Discuss the meaning of cooperation. Gather children together in your circle before beginning any game and invite them to describe what it means to cooperate. If they are having difficulty, you might give examples of people cooperating and not cooperating. Ask children to discuss how these behaviors differ. This will provide a reminder of the purpose of the game and help get them started.
Talk about rules. Ask children to help you determine the rules when they move together. You might want to create a Cooperative-Movement Rules Chart together. Issues of taking turns, being careful when sharing a small space, and listening are bound to be on the list!
Introduce the game. Explain the goal of the game. For example: The group moves from one end of the room to the other without using their feet! Or the group problem that needs to be solved. For example: How can we move a big box of balls across the room without using our hands?
Brainstorm cooperative ways to play. Encourage children to suggest ways to move together or solve the problem. You can write these on chart paper for later review.
Choose a Way to MOVE! Children can vote for their favorite way to move and then test it out. If it doesn't work, they can always try another idea on the chart.
GREAT MOVES FOR GROUPS!
You can start small with partner movements. Later, add on children until you have the entire group moving and cooperating. Try these ideas for cooperative thinking and moving FUN!

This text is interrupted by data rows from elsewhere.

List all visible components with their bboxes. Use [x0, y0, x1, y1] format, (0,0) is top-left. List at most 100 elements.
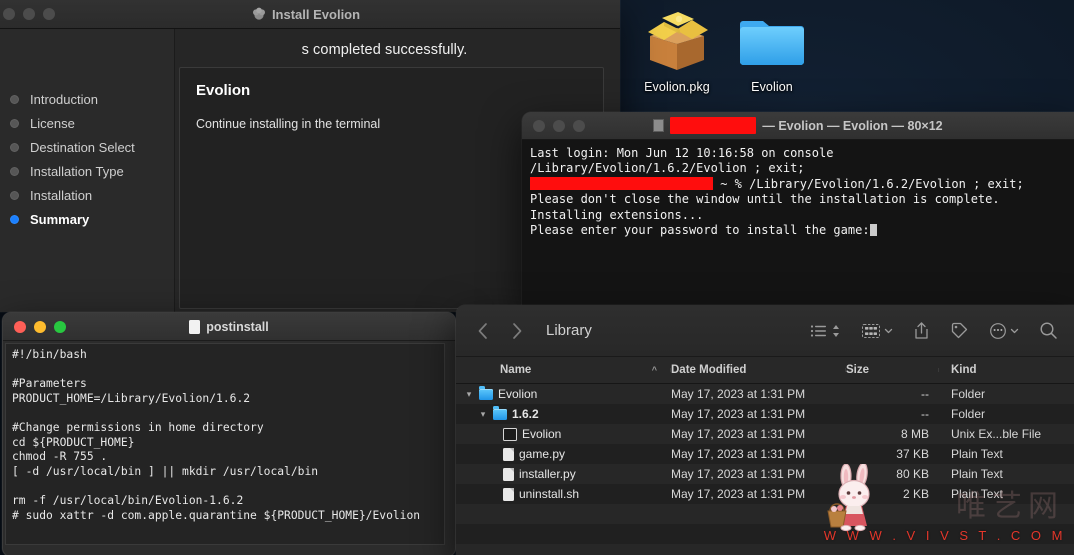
file-kind: Folder: [951, 387, 986, 401]
file-size: 8 MB: [900, 427, 929, 441]
finder-window[interactable]: Library Name ^ Date Modified Size Kind ▾…: [456, 305, 1074, 555]
postinstall-title-text: postinstall: [206, 319, 269, 334]
postinstall-traffic-lights[interactable]: [3, 320, 66, 333]
postinstall-titlebar[interactable]: postinstall: [3, 313, 455, 341]
file-size: --: [921, 407, 929, 421]
search-icon[interactable]: [1039, 321, 1058, 340]
terminal-title: — Evolion — Evolion — 80×12: [522, 117, 1074, 134]
chevron-down-icon[interactable]: [1010, 326, 1019, 336]
package-box-icon: [622, 6, 732, 78]
step-bullet-icon: [10, 142, 19, 152]
share-icon[interactable]: [913, 321, 930, 340]
plain-text-file-icon: [503, 467, 514, 481]
tag-icon[interactable]: [950, 321, 969, 340]
disclosure-triangle-icon[interactable]: ▾: [478, 409, 488, 420]
minimize-button[interactable]: [553, 119, 565, 132]
file-size: 2 KB: [902, 487, 929, 501]
sidebar-item-label: Installation Type: [30, 163, 124, 179]
desktop-icon-label: Evolion: [751, 80, 793, 94]
file-kind: Plain Text: [951, 467, 1003, 481]
list-view-icon[interactable]: [810, 323, 841, 339]
table-row-empty: [456, 544, 1074, 555]
table-row[interactable]: Evolion May 17, 2023 at 1:31 PM 8 MB Uni…: [456, 424, 1074, 444]
sidebar-item-installation[interactable]: Installation: [0, 183, 174, 207]
terminal-cursor: [869, 224, 877, 237]
postinstall-window[interactable]: postinstall #!/bin/bash #Parameters PROD…: [2, 312, 456, 555]
more-actions-icon[interactable]: [989, 322, 1019, 340]
file-name: Evolion: [498, 387, 538, 401]
step-bullet-icon: [10, 190, 19, 200]
close-button[interactable]: [14, 320, 26, 333]
panel-title: Evolion: [196, 82, 251, 99]
file-date: May 17, 2023 at 1:31 PM: [671, 447, 806, 461]
file-name: 1.6.2: [512, 407, 539, 421]
unix-executable-icon: [503, 427, 517, 441]
terminal-line: Installing extensions...: [530, 207, 704, 222]
disclosure-triangle-icon[interactable]: ▾: [464, 389, 474, 400]
table-row[interactable]: ▾ Evolion May 17, 2023 at 1:31 PM -- Fol…: [456, 384, 1074, 404]
column-header-kind[interactable]: Kind: [939, 364, 1074, 376]
file-date: May 17, 2023 at 1:31 PM: [671, 467, 806, 481]
close-button[interactable]: [533, 119, 545, 132]
step-bullet-icon: [10, 118, 19, 128]
column-header-size[interactable]: Size: [846, 364, 939, 376]
postinstall-editor[interactable]: #!/bin/bash #Parameters PRODUCT_HOME=/Li…: [5, 343, 445, 545]
finder-column-headers[interactable]: Name ^ Date Modified Size Kind: [456, 357, 1074, 384]
minimize-button[interactable]: [34, 320, 46, 333]
desktop: Evolion.pkg Evolion Install Evolion Intr…: [0, 0, 1074, 555]
updown-chevron-icon[interactable]: [831, 323, 841, 339]
terminal-window[interactable]: — Evolion — Evolion — 80×12 Last login: …: [522, 112, 1074, 306]
zoom-button[interactable]: [54, 320, 66, 333]
sort-ascending-icon: ^: [651, 365, 657, 375]
step-bullet-icon: [10, 94, 19, 104]
terminal-line: Please enter your password to install th…: [530, 223, 870, 238]
file-size: 37 KB: [896, 447, 929, 461]
chevron-right-icon[interactable]: [511, 322, 524, 340]
chevron-left-icon[interactable]: [476, 322, 489, 340]
table-row[interactable]: game.py May 17, 2023 at 1:31 PM 37 KB Pl…: [456, 444, 1074, 464]
table-row[interactable]: ▾ 1.6.2 May 17, 2023 at 1:31 PM -- Folde…: [456, 404, 1074, 424]
table-row-empty: [456, 524, 1074, 544]
finder-file-list[interactable]: ▾ Evolion May 17, 2023 at 1:31 PM -- Fol…: [456, 384, 1074, 555]
terminal-output[interactable]: Last login: Mon Jun 12 10:16:58 on conso…: [522, 140, 1074, 301]
file-kind: Plain Text: [951, 487, 1003, 501]
terminal-title-text: — Evolion — Evolion — 80×12: [762, 118, 943, 133]
blue-folder-icon: [717, 6, 827, 78]
installer-traffic-lights[interactable]: [0, 8, 55, 20]
group-by-icon[interactable]: [861, 322, 893, 340]
installer-heading: s completed successfully.: [301, 42, 468, 58]
redacted-prompt-block: [530, 176, 713, 190]
table-row[interactable]: installer.py May 17, 2023 at 1:31 PM 80 …: [456, 464, 1074, 484]
sidebar-item-introduction[interactable]: Introduction: [0, 87, 174, 111]
finder-toolbar[interactable]: Library: [456, 305, 1074, 357]
table-row[interactable]: uninstall.sh May 17, 2023 at 1:31 PM 2 K…: [456, 484, 1074, 504]
redacted-username-block: [670, 117, 757, 134]
installer-steps-sidebar: Introduction License Destination Select …: [0, 29, 175, 312]
file-size: 80 KB: [896, 467, 929, 481]
column-header-date-modified[interactable]: Date Modified: [671, 364, 846, 376]
finder-path-title: Library: [546, 322, 592, 339]
close-button[interactable]: [3, 8, 15, 20]
folder-icon: [493, 406, 507, 420]
file-name: game.py: [519, 447, 566, 461]
file-name: uninstall.sh: [519, 487, 580, 501]
terminal-traffic-lights[interactable]: [522, 119, 585, 132]
installer-titlebar[interactable]: Install Evolion: [0, 0, 620, 29]
zoom-button[interactable]: [43, 8, 55, 20]
file-size: --: [921, 387, 929, 401]
step-bullet-icon: [10, 166, 19, 176]
chevron-down-icon[interactable]: [884, 326, 893, 336]
desktop-icon-evolion-folder[interactable]: Evolion: [717, 6, 827, 94]
file-name: Evolion: [522, 427, 562, 441]
sidebar-item-summary[interactable]: Summary: [0, 207, 174, 231]
file-kind: Unix Ex...ble File: [951, 427, 1042, 441]
sidebar-item-license[interactable]: License: [0, 111, 174, 135]
zoom-button[interactable]: [573, 119, 585, 132]
column-header-name[interactable]: Name ^: [456, 364, 671, 376]
file-date: May 17, 2023 at 1:31 PM: [671, 387, 806, 401]
terminal-titlebar[interactable]: — Evolion — Evolion — 80×12: [522, 112, 1074, 140]
sidebar-item-installation-type[interactable]: Installation Type: [0, 159, 174, 183]
minimize-button[interactable]: [23, 8, 35, 20]
desktop-icon-evolion-pkg[interactable]: Evolion.pkg: [622, 6, 732, 94]
sidebar-item-destination-select[interactable]: Destination Select: [0, 135, 174, 159]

What Can Two Do? Invite children to move together in different ways. Start with a question and see where they go.
- How can you make a silly movement together? How can you add another friend to your movement?
- Can you move together across the circle?
- How can you walk your partner like a dog?
- How can you make yourself into a bridge for your partner to crawl under?
Take a Hike Together How can we take an imaginary hike together? What shall we pack to carry along? To get the hike going, say, "Let's pretend that the walls of the classroom are gone and we are surrounded by mountains. There's a path over there that will lead us up the mountain. It is very narrow, so we'll have to hold hands in a long line." As children join hands, guide them through the room and even out in the hall, pointing out beautiful views, dangerous passes, and strenuous climbs. Along the way, stop at different obstacles and invite children to brainstorm ways to get around them. Another day, take a hike to the beach, the desert-or take a trip to outer space!
Jumping Rope Without the ROPE! How can the group pretend to jump rope together without using a rope? You might say, "Let's pretend we have a giant jump rope. How can we jump rope together with it? Who will turn? Who will jump?" Give children a chance to jump freely first and then introduce a question and a jump rope chant. How would a dinosaur jump? A robot? A ladybug? Use this variation on an old favorite to inspire their movements!
Play Dinosaur, Dinosaur (Tune: Teddy Bear, Teddy Bear)
Dinosaur, Dinosaur, turn around.
Dinosaur, Dinosaur, touch the ground.
Dinosaur, Dinosaur, jump up high.
Dinosaur, Dinosaur, touch the sky.
Dinosaur, Dinosaur, reach down low.
Dinosaur, Dinosaur, touch your toe.
You can keep these games in mind as a means to calm down a hectic day and use up some extra energy. Stop everything and take the children outside (or to the gym) to play a game. Can't get out of the room? Just push back the tables and chairs and MOVE!